И все же я вырвался из квартиры на Губкина, я убежал, я не мог смотреть людям в глаза, многим людям — в метро, на улице; такси домчало меня до дома, я рыкнул на соседскую девочку, вздумавшую посмеяться над моими потугами найти ключи от двери. Я заснул мгновенно, продолжая и во сне измерять глубокую, утыканную кольями яму, куда угодил, — и тут же проснулся, пораженный целенаправленной жестокостью академика: это он — и не без моей помощи — западню эту соорудил. Нет, он не сбывал мне свою жену, не «сбагривал», не сдавал в аренду. Он привязывал меня к ней, к сыну, к дому своему, к прошлому, к долгам своим, — ведь я не знал, была ли у него семья до новосибирской дурочки Евгении, на учебу прибывшей в Москву. И ведь как точно все рассчитано! Эта парочка, громко за ширмой занимавшаяся «любовью», сбрасывала с меня и Евгении стыдливость, — кто нанял ее?

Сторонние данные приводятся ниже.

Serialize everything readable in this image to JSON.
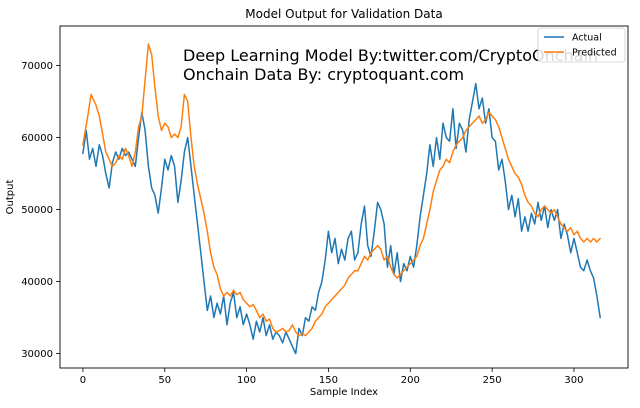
{
  "chart_data": {
    "type": "line",
    "title": "Model Output for Validation Data",
    "xlabel": "Sample Index",
    "ylabel": "Output",
    "xlim": [
      -14,
      333
    ],
    "ylim": [
      28000,
      75500
    ],
    "xticks": [
      0,
      50,
      100,
      150,
      200,
      250,
      300
    ],
    "yticks": [
      30000,
      40000,
      50000,
      60000,
      70000
    ],
    "grid": false,
    "legend_position": "top-right",
    "annotations": [
      "Deep Learning  Model By:twitter.com/CryptoOnchain",
      "Onchain Data By: cryptoquant.com"
    ],
    "series": [
      {
        "name": "Actual",
        "color": "#1f77b4",
        "points": [
          [
            0,
            57800
          ],
          [
            2,
            61000
          ],
          [
            4,
            57000
          ],
          [
            6,
            58500
          ],
          [
            8,
            56000
          ],
          [
            10,
            59000
          ],
          [
            12,
            57500
          ],
          [
            14,
            55000
          ],
          [
            16,
            53000
          ],
          [
            18,
            56500
          ],
          [
            20,
            58000
          ],
          [
            22,
            57000
          ],
          [
            24,
            58500
          ],
          [
            26,
            57500
          ],
          [
            28,
            58000
          ],
          [
            30,
            57000
          ],
          [
            32,
            56000
          ],
          [
            34,
            60000
          ],
          [
            36,
            63500
          ],
          [
            38,
            61000
          ],
          [
            40,
            56000
          ],
          [
            42,
            53000
          ],
          [
            44,
            52000
          ],
          [
            46,
            49500
          ],
          [
            48,
            53000
          ],
          [
            50,
            57000
          ],
          [
            52,
            55500
          ],
          [
            54,
            57500
          ],
          [
            56,
            56000
          ],
          [
            58,
            51000
          ],
          [
            60,
            54000
          ],
          [
            62,
            58000
          ],
          [
            64,
            60000
          ],
          [
            66,
            56000
          ],
          [
            68,
            52000
          ],
          [
            70,
            48000
          ],
          [
            72,
            44000
          ],
          [
            74,
            40000
          ],
          [
            76,
            36000
          ],
          [
            78,
            38000
          ],
          [
            80,
            35000
          ],
          [
            82,
            37000
          ],
          [
            84,
            35500
          ],
          [
            86,
            38000
          ],
          [
            88,
            34000
          ],
          [
            90,
            37000
          ],
          [
            92,
            38500
          ],
          [
            94,
            35000
          ],
          [
            96,
            36500
          ],
          [
            98,
            34000
          ],
          [
            100,
            35500
          ],
          [
            102,
            34000
          ],
          [
            104,
            32000
          ],
          [
            106,
            34500
          ],
          [
            108,
            33000
          ],
          [
            110,
            35000
          ],
          [
            112,
            32500
          ],
          [
            114,
            34000
          ],
          [
            116,
            32000
          ],
          [
            118,
            33000
          ],
          [
            120,
            32500
          ],
          [
            122,
            31500
          ],
          [
            124,
            33000
          ],
          [
            126,
            32000
          ],
          [
            128,
            31000
          ],
          [
            130,
            30000
          ],
          [
            132,
            33500
          ],
          [
            134,
            32500
          ],
          [
            136,
            35000
          ],
          [
            138,
            34500
          ],
          [
            140,
            36500
          ],
          [
            142,
            36000
          ],
          [
            144,
            38500
          ],
          [
            146,
            40000
          ],
          [
            148,
            43000
          ],
          [
            150,
            47000
          ],
          [
            152,
            44000
          ],
          [
            154,
            46000
          ],
          [
            156,
            42500
          ],
          [
            158,
            44500
          ],
          [
            160,
            43000
          ],
          [
            162,
            46000
          ],
          [
            164,
            47000
          ],
          [
            166,
            43000
          ],
          [
            168,
            44000
          ],
          [
            170,
            48000
          ],
          [
            172,
            50500
          ],
          [
            174,
            45000
          ],
          [
            176,
            43500
          ],
          [
            178,
            47000
          ],
          [
            180,
            51000
          ],
          [
            182,
            50000
          ],
          [
            184,
            48000
          ],
          [
            186,
            42000
          ],
          [
            188,
            45000
          ],
          [
            190,
            41000
          ],
          [
            192,
            44000
          ],
          [
            194,
            40000
          ],
          [
            196,
            42500
          ],
          [
            198,
            41500
          ],
          [
            200,
            43500
          ],
          [
            202,
            42000
          ],
          [
            204,
            45000
          ],
          [
            206,
            49000
          ],
          [
            208,
            52000
          ],
          [
            210,
            55000
          ],
          [
            212,
            59000
          ],
          [
            214,
            56000
          ],
          [
            216,
            60000
          ],
          [
            218,
            57000
          ],
          [
            220,
            62000
          ],
          [
            222,
            60000
          ],
          [
            224,
            59500
          ],
          [
            226,
            64000
          ],
          [
            228,
            58500
          ],
          [
            230,
            62000
          ],
          [
            232,
            61000
          ],
          [
            234,
            58000
          ],
          [
            236,
            62500
          ],
          [
            238,
            65000
          ],
          [
            240,
            67500
          ],
          [
            242,
            64000
          ],
          [
            244,
            65500
          ],
          [
            246,
            62000
          ],
          [
            248,
            64000
          ],
          [
            250,
            60000
          ],
          [
            252,
            59500
          ],
          [
            254,
            55500
          ],
          [
            256,
            57000
          ],
          [
            258,
            54000
          ],
          [
            260,
            50000
          ],
          [
            262,
            52000
          ],
          [
            264,
            49000
          ],
          [
            266,
            51500
          ],
          [
            268,
            47000
          ],
          [
            270,
            49000
          ],
          [
            272,
            47000
          ],
          [
            274,
            49500
          ],
          [
            276,
            48000
          ],
          [
            278,
            51000
          ],
          [
            280,
            48500
          ],
          [
            282,
            50500
          ],
          [
            284,
            47500
          ],
          [
            286,
            50000
          ],
          [
            288,
            48500
          ],
          [
            290,
            50000
          ],
          [
            292,
            46000
          ],
          [
            294,
            48000
          ],
          [
            296,
            46500
          ],
          [
            298,
            44000
          ],
          [
            300,
            46000
          ],
          [
            302,
            44000
          ],
          [
            304,
            42000
          ],
          [
            306,
            41500
          ],
          [
            308,
            43000
          ],
          [
            310,
            41500
          ],
          [
            312,
            40500
          ],
          [
            314,
            38000
          ],
          [
            316,
            35000
          ]
        ]
      },
      {
        "name": "Predicted",
        "color": "#ff7f0e",
        "points": [
          [
            0,
            59000
          ],
          [
            3,
            63000
          ],
          [
            5,
            66000
          ],
          [
            8,
            64500
          ],
          [
            10,
            63000
          ],
          [
            12,
            60500
          ],
          [
            14,
            58000
          ],
          [
            16,
            57000
          ],
          [
            18,
            56000
          ],
          [
            20,
            56500
          ],
          [
            22,
            57500
          ],
          [
            24,
            57000
          ],
          [
            26,
            58500
          ],
          [
            28,
            57500
          ],
          [
            30,
            56000
          ],
          [
            32,
            58000
          ],
          [
            34,
            61500
          ],
          [
            36,
            63000
          ],
          [
            38,
            68000
          ],
          [
            40,
            73000
          ],
          [
            42,
            71500
          ],
          [
            44,
            67000
          ],
          [
            46,
            63000
          ],
          [
            48,
            61000
          ],
          [
            50,
            62000
          ],
          [
            52,
            61500
          ],
          [
            54,
            60000
          ],
          [
            56,
            60500
          ],
          [
            58,
            60000
          ],
          [
            60,
            61500
          ],
          [
            62,
            66000
          ],
          [
            64,
            65000
          ],
          [
            66,
            60000
          ],
          [
            68,
            56000
          ],
          [
            70,
            53500
          ],
          [
            72,
            51500
          ],
          [
            74,
            49500
          ],
          [
            76,
            47000
          ],
          [
            78,
            44000
          ],
          [
            80,
            42000
          ],
          [
            82,
            41000
          ],
          [
            84,
            39000
          ],
          [
            86,
            38000
          ],
          [
            88,
            38500
          ],
          [
            90,
            38000
          ],
          [
            92,
            38800
          ],
          [
            94,
            38200
          ],
          [
            96,
            38500
          ],
          [
            98,
            37500
          ],
          [
            100,
            37000
          ],
          [
            102,
            36500
          ],
          [
            104,
            36800
          ],
          [
            106,
            36000
          ],
          [
            108,
            35000
          ],
          [
            110,
            35500
          ],
          [
            112,
            34500
          ],
          [
            114,
            34800
          ],
          [
            116,
            33500
          ],
          [
            118,
            33000
          ],
          [
            120,
            33200
          ],
          [
            122,
            33500
          ],
          [
            124,
            33000
          ],
          [
            126,
            33200
          ],
          [
            128,
            34000
          ],
          [
            130,
            33000
          ],
          [
            132,
            32500
          ],
          [
            134,
            32800
          ],
          [
            136,
            32500
          ],
          [
            138,
            33000
          ],
          [
            140,
            33500
          ],
          [
            142,
            34500
          ],
          [
            144,
            35000
          ],
          [
            146,
            35500
          ],
          [
            148,
            36500
          ],
          [
            150,
            37000
          ],
          [
            152,
            37500
          ],
          [
            154,
            38000
          ],
          [
            156,
            38500
          ],
          [
            158,
            39000
          ],
          [
            160,
            39500
          ],
          [
            162,
            40500
          ],
          [
            164,
            41000
          ],
          [
            166,
            41500
          ],
          [
            168,
            41500
          ],
          [
            170,
            42500
          ],
          [
            172,
            43500
          ],
          [
            174,
            43000
          ],
          [
            176,
            44000
          ],
          [
            178,
            44500
          ],
          [
            180,
            45000
          ],
          [
            182,
            44500
          ],
          [
            184,
            43000
          ],
          [
            186,
            43500
          ],
          [
            188,
            42000
          ],
          [
            190,
            41000
          ],
          [
            192,
            40500
          ],
          [
            194,
            41000
          ],
          [
            196,
            41500
          ],
          [
            198,
            42000
          ],
          [
            200,
            42500
          ],
          [
            202,
            43000
          ],
          [
            204,
            43500
          ],
          [
            206,
            45000
          ],
          [
            208,
            46000
          ],
          [
            210,
            48000
          ],
          [
            212,
            50000
          ],
          [
            214,
            52500
          ],
          [
            216,
            54000
          ],
          [
            218,
            55500
          ],
          [
            220,
            56000
          ],
          [
            222,
            57000
          ],
          [
            224,
            56500
          ],
          [
            226,
            58000
          ],
          [
            228,
            59000
          ],
          [
            230,
            59500
          ],
          [
            232,
            60000
          ],
          [
            234,
            61000
          ],
          [
            236,
            61500
          ],
          [
            238,
            62000
          ],
          [
            240,
            62500
          ],
          [
            242,
            63000
          ],
          [
            244,
            62000
          ],
          [
            246,
            62500
          ],
          [
            248,
            63500
          ],
          [
            250,
            63000
          ],
          [
            252,
            62500
          ],
          [
            254,
            61500
          ],
          [
            256,
            60000
          ],
          [
            258,
            58500
          ],
          [
            260,
            57000
          ],
          [
            262,
            56000
          ],
          [
            264,
            55000
          ],
          [
            266,
            54500
          ],
          [
            268,
            53500
          ],
          [
            270,
            52000
          ],
          [
            272,
            51000
          ],
          [
            274,
            50500
          ],
          [
            276,
            49500
          ],
          [
            278,
            49000
          ],
          [
            280,
            50000
          ],
          [
            282,
            50500
          ],
          [
            284,
            50000
          ],
          [
            286,
            49500
          ],
          [
            288,
            50000
          ],
          [
            290,
            49000
          ],
          [
            292,
            48000
          ],
          [
            294,
            47500
          ],
          [
            296,
            47000
          ],
          [
            298,
            47500
          ],
          [
            300,
            46500
          ],
          [
            302,
            47000
          ],
          [
            304,
            46000
          ],
          [
            306,
            45500
          ],
          [
            308,
            46000
          ],
          [
            310,
            45500
          ],
          [
            312,
            46000
          ],
          [
            314,
            45500
          ],
          [
            316,
            46000
          ]
        ]
      }
    ]
  }
}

Сутки безвылазно сидел я дома, потом, вспугнутый чем-то, помчался в Дмитров: и деньги старикам дать, и перед Анютой — вот уж что совсем дико! — повиниться. А у нее нарастала близорукость, спастись от нее помогла бы врачиха в переулке за рынком, она лечила таких детей, и очень удачно. Деньги, деньги, деньги…

За два дня, что пробыл в Дмитрове, яму на Губкина засыпали и покрыли дерном — я это сразу понял, в квартире академика появившись отнюдь не блудным сыном, и сам я закрыл уже глаза на нравственные или иные преграды, потому что таких преград ни в одной рукописи не встречал, ни один любовный треугольник не подходил по параметрам к тому приятному безобразию, что учинила со мной судьба. Нестесненно смотрел в глаза супругу, обманувшему меня и орогатенному мною; я поведал о путешествии в Дмитров; академик живо заинтересовался Анютой, повздыхал, блок недоступных мне сигарет «Данхилл» придвинул к моему локтю, одну пачку я извлек, пошел курить и дождался Евгении с коляской. Она рукой закрыла глазок соседней квартиры, холодной щекой коснулась моих губ и шепнула: «Всегда, всегда…» Мальчик лупил на нас крупные глазищи.

Прошло еще несколько дней — и все устаканилось. Втроем решали проблему: как мне жить и работать в Москве так, чтоб не косилась Лубянка. Член Союза писателей имел право на личного секретаря, кто ему платил 70 рублей в месяц — непонятно, диссиденты, со всех работ уволенные, скрывались от милиции и статьи о тунеядстве, такими секретарями нанявшись через ЖЭКи. Академикам полагались секретари и референты, но на оформление их кучу бумаг изведешь, черновую же работу делали лаборанты или мэнээсы, бесправная орава эта где-то утверждалась, но у академика, рядом со мной сидевшего на кухне (Евгения стряпала что-то), не было даже кафедры, всего шесть часов в неделю читался им спецкурс в Бауманском.

— Наймите меня своим секретарем! — предложила вдруг Евгения, крошившая лук в кастрюлю и утиравшая слезы.